The ligands were manually docked into the binding site of GSK-3β (1R0E). The initial binding position of the ligands was set by superimposing the pyrrolidin-2-one ring of the inhibitors over the corresponding ring of the ligand in the ligand-bound X-ray crystal structure of GSK-3β, 1R0E. Initial docking conformations of the substituted indole ring and the substituted benzofuran ring of the inhibitors were set to be similar to the two conformations (2a and 2b) shown in Fig. 2. The orientation of each side chain of the molecules were set in such a way that the substituents would exhibit minimal steric clashes with any amino acid residues of the protein, but would be able to engage in possible hydrogen bonding interactions with nearby amino acid residues.

The geometry optimizations of the ligand-bound GSK-3β complexes were then performed using the molecular modeling software Sybyl version 7.3 of Tripos. The optimization of the protein-ligand complex was done by the Powell method without any initial optimization using the MMFF94 force field, the Gasteiger-Marsili charges, constant dielectric function, NB cut-off of 8.0, and dielectric constant of 1.0. The default settings were used for others with termination when the gradient reaches 0.05 kcal mol-1. The maximum iteration for the geometry optimizations was set to be 1000.

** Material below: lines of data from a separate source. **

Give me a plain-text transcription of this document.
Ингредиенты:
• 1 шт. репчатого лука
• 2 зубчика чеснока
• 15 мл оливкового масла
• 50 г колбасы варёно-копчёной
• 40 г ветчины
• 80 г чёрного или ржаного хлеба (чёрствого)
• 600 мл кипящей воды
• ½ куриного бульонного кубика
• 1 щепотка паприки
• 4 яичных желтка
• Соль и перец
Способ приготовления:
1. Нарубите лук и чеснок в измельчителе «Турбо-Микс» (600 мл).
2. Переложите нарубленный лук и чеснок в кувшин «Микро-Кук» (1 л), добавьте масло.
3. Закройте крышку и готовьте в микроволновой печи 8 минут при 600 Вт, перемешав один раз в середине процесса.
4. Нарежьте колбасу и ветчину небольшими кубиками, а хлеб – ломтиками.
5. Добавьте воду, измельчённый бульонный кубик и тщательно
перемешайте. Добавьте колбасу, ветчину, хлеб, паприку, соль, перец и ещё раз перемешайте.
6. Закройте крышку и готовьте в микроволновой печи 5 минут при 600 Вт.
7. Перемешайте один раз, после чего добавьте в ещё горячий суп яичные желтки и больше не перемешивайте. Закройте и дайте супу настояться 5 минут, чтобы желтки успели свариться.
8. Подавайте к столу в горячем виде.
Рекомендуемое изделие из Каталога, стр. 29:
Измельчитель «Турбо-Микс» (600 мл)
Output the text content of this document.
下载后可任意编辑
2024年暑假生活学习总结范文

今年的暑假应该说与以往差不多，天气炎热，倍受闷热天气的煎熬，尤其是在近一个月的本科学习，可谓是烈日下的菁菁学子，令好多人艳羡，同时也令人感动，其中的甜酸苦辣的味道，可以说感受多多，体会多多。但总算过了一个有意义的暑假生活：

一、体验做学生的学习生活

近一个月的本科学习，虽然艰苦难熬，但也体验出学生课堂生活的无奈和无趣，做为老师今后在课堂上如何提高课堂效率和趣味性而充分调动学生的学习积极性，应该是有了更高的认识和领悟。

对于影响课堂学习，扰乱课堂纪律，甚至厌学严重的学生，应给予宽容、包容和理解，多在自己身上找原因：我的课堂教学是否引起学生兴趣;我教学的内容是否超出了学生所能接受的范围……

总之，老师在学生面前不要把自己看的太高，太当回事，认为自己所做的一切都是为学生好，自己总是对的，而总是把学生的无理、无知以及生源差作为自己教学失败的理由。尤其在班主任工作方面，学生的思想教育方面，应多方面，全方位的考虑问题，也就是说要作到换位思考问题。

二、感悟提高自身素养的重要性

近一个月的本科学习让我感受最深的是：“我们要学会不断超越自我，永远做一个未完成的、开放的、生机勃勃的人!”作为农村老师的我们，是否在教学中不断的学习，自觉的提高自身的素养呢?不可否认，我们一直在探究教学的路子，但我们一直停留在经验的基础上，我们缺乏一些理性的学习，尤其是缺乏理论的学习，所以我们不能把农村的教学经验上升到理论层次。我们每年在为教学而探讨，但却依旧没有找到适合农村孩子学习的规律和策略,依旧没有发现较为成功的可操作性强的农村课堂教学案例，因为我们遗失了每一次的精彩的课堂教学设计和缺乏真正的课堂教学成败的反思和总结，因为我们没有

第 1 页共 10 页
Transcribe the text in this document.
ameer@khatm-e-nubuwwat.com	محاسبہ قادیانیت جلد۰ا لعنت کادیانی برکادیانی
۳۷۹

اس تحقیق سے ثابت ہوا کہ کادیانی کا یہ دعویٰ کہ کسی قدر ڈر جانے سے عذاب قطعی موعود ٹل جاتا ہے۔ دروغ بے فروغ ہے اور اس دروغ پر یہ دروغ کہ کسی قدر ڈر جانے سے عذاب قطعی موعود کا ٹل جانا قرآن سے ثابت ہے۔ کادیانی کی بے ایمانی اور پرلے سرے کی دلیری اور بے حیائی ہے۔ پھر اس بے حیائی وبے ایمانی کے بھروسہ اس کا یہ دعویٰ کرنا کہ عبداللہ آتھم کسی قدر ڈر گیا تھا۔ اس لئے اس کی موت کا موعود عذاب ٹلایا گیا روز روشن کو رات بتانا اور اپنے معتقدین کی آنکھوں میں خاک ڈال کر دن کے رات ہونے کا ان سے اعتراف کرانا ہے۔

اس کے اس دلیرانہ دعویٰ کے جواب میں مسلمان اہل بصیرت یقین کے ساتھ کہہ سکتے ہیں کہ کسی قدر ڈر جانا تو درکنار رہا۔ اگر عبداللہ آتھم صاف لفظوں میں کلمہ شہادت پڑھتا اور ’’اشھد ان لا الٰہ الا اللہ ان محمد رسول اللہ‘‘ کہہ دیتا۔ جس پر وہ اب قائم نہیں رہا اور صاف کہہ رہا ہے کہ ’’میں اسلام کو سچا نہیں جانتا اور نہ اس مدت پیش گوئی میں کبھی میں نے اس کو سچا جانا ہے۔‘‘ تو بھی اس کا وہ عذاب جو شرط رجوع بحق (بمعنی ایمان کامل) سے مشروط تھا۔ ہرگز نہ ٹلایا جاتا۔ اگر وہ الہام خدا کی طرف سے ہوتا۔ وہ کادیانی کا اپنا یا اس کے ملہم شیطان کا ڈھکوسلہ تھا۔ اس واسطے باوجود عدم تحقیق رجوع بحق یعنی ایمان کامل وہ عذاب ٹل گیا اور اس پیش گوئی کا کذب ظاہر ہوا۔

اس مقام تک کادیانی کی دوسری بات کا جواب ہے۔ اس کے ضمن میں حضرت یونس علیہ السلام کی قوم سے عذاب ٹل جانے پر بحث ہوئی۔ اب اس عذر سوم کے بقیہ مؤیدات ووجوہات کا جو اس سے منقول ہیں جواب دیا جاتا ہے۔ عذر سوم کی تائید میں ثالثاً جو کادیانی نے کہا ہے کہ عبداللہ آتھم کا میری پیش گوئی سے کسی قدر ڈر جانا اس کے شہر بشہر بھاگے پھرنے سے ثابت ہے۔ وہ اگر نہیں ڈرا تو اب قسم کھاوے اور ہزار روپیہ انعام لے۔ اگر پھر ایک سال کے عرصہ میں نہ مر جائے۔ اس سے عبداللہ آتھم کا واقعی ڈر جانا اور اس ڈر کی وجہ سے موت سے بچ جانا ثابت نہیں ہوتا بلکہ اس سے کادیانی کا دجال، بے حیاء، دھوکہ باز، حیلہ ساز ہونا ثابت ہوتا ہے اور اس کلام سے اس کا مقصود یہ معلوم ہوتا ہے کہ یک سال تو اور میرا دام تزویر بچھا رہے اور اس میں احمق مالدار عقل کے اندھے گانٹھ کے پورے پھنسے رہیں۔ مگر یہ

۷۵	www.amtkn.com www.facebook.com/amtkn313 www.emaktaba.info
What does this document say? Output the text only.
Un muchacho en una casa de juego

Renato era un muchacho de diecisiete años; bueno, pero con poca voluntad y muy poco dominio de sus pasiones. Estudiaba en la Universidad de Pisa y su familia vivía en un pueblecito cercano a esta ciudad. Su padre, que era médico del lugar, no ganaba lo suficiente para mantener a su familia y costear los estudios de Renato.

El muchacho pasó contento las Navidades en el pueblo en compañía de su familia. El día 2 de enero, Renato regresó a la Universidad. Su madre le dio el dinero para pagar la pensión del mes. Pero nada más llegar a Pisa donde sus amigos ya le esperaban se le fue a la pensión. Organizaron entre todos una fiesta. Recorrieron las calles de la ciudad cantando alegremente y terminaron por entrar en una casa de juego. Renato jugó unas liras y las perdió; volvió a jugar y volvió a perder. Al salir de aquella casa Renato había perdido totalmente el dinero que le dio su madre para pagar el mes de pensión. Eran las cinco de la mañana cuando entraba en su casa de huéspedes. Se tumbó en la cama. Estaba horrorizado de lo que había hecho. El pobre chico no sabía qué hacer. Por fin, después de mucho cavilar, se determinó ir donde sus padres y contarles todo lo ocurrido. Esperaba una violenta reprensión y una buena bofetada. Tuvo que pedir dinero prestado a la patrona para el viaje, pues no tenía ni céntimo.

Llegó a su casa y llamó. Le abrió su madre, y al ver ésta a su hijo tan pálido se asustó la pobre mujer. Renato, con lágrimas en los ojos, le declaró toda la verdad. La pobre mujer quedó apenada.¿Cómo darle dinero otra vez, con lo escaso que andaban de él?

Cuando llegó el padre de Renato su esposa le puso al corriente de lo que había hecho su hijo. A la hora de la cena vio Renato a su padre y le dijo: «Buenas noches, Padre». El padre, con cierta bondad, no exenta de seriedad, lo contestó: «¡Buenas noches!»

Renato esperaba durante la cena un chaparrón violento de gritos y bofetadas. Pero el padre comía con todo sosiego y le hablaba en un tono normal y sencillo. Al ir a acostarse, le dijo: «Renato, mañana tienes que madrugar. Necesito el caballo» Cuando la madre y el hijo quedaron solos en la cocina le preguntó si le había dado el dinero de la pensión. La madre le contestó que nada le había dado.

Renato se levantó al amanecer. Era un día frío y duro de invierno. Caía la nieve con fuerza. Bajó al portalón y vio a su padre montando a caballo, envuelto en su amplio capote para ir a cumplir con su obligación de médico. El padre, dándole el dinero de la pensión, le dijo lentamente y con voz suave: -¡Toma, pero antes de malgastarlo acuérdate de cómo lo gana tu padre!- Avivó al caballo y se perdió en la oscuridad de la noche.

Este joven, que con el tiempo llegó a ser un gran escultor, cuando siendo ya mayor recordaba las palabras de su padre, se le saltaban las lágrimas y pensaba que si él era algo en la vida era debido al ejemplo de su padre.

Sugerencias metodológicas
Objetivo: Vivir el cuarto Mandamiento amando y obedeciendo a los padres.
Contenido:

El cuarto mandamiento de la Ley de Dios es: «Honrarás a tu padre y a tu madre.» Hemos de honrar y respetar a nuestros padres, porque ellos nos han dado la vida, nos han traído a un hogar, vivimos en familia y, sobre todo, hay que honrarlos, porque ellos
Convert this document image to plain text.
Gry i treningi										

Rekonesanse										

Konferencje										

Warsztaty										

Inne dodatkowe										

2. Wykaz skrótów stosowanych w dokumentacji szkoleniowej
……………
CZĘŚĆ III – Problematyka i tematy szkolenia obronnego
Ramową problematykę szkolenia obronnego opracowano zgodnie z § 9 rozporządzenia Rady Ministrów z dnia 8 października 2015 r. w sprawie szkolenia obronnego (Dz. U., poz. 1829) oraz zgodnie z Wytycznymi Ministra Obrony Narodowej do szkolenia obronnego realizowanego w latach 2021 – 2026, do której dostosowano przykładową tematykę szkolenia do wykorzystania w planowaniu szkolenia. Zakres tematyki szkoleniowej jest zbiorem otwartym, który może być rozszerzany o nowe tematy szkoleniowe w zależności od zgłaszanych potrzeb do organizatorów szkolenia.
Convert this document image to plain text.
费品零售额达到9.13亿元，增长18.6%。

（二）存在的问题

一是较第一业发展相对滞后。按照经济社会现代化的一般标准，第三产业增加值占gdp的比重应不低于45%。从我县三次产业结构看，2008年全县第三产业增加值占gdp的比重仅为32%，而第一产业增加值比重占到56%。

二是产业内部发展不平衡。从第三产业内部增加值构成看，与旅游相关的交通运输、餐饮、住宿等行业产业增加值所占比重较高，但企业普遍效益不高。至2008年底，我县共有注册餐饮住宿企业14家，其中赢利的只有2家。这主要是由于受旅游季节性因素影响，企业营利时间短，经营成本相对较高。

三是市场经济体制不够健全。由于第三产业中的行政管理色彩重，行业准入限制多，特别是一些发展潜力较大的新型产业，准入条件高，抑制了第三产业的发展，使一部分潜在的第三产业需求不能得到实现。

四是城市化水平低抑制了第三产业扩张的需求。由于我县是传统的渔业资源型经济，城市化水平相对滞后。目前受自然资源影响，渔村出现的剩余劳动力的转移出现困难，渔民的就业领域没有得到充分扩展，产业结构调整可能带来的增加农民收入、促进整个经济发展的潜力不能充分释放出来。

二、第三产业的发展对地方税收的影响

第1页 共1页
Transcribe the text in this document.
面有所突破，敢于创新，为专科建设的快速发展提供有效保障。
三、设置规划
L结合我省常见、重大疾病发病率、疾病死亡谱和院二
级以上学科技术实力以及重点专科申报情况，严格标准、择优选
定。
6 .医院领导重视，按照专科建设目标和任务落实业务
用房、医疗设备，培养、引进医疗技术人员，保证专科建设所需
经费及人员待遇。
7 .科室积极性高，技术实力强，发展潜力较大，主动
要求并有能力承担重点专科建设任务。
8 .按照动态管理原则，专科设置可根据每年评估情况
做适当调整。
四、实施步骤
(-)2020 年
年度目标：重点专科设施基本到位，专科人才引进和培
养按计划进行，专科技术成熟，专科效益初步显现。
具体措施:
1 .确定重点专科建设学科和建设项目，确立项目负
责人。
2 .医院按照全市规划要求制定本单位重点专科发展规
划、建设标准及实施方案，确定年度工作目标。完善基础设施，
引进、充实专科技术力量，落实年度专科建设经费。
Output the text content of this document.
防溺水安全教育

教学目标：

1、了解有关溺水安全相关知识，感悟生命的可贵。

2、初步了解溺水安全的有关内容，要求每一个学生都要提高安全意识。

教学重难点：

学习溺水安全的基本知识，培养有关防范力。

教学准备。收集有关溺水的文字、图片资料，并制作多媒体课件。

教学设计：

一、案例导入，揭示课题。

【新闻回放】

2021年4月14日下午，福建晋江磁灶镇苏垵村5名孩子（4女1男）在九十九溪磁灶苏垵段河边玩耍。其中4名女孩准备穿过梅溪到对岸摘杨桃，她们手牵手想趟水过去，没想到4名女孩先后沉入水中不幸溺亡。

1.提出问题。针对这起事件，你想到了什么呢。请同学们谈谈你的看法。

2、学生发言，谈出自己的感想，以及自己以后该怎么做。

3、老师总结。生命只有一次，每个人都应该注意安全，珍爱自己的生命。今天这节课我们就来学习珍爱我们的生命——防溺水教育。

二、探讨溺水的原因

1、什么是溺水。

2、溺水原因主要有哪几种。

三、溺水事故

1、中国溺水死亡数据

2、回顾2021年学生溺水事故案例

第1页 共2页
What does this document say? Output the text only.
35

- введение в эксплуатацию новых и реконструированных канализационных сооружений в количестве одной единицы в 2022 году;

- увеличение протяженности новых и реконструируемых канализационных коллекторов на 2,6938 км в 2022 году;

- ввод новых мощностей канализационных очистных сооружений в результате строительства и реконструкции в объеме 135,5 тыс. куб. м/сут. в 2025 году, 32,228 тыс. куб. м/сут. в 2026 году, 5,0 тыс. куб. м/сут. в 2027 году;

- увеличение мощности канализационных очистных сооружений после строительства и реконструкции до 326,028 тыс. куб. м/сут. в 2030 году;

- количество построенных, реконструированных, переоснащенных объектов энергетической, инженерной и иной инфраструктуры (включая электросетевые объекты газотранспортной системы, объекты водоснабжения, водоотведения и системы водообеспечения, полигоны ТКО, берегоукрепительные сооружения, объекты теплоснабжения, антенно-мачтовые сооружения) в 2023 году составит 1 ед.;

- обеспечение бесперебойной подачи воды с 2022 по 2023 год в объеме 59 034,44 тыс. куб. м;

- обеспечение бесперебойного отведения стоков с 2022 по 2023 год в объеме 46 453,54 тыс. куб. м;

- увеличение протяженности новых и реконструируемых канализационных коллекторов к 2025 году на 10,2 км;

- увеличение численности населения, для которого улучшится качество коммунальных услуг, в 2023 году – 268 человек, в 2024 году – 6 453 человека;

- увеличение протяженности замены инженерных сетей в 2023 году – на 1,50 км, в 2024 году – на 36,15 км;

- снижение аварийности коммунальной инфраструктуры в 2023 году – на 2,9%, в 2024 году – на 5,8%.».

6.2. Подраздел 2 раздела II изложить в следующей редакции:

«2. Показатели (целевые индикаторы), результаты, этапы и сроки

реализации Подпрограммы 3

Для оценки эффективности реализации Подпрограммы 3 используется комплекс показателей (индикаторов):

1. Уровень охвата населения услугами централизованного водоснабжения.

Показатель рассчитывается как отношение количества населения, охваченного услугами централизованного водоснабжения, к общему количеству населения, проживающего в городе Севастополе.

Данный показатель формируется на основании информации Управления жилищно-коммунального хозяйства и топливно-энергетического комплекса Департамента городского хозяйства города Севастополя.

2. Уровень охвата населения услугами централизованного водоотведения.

The 3D-QSAR models were developed using the techniques of CoMFA and CoMSIA available in the Sybyl software package. The superpositions of the inhibitors used for each CoMFA and CoMSIA models were those of the docked positions and conformations obtained as described above. The CoMFA and CoMSIA modules of the molecular modeling software Sybyl version 7.3 of Tripos were used for these 3D-QSAR analyses. Default settings for all parameters were used using CH +3 as the probe, a 2-angstrom lattice box, and the Gasteiger-Marsili charges. Leave-one-out method was used for the cross-validation step. The PLS analysis was done using the SAMPLS method available through Sybyl. The selections of the final CoMFA and CoMSIA models were based on the results of the cross-validation, and are summarized in Table 3 (CoMFA) and Table 5 (CoMSIA). Further validation of the CoMFA and CoMSIA models from binding mode 1 using scrambling pIC50 values are summarized in Table 4.

All the figures were generated using the UCSF chimera molecular modeling program production version 1 [46].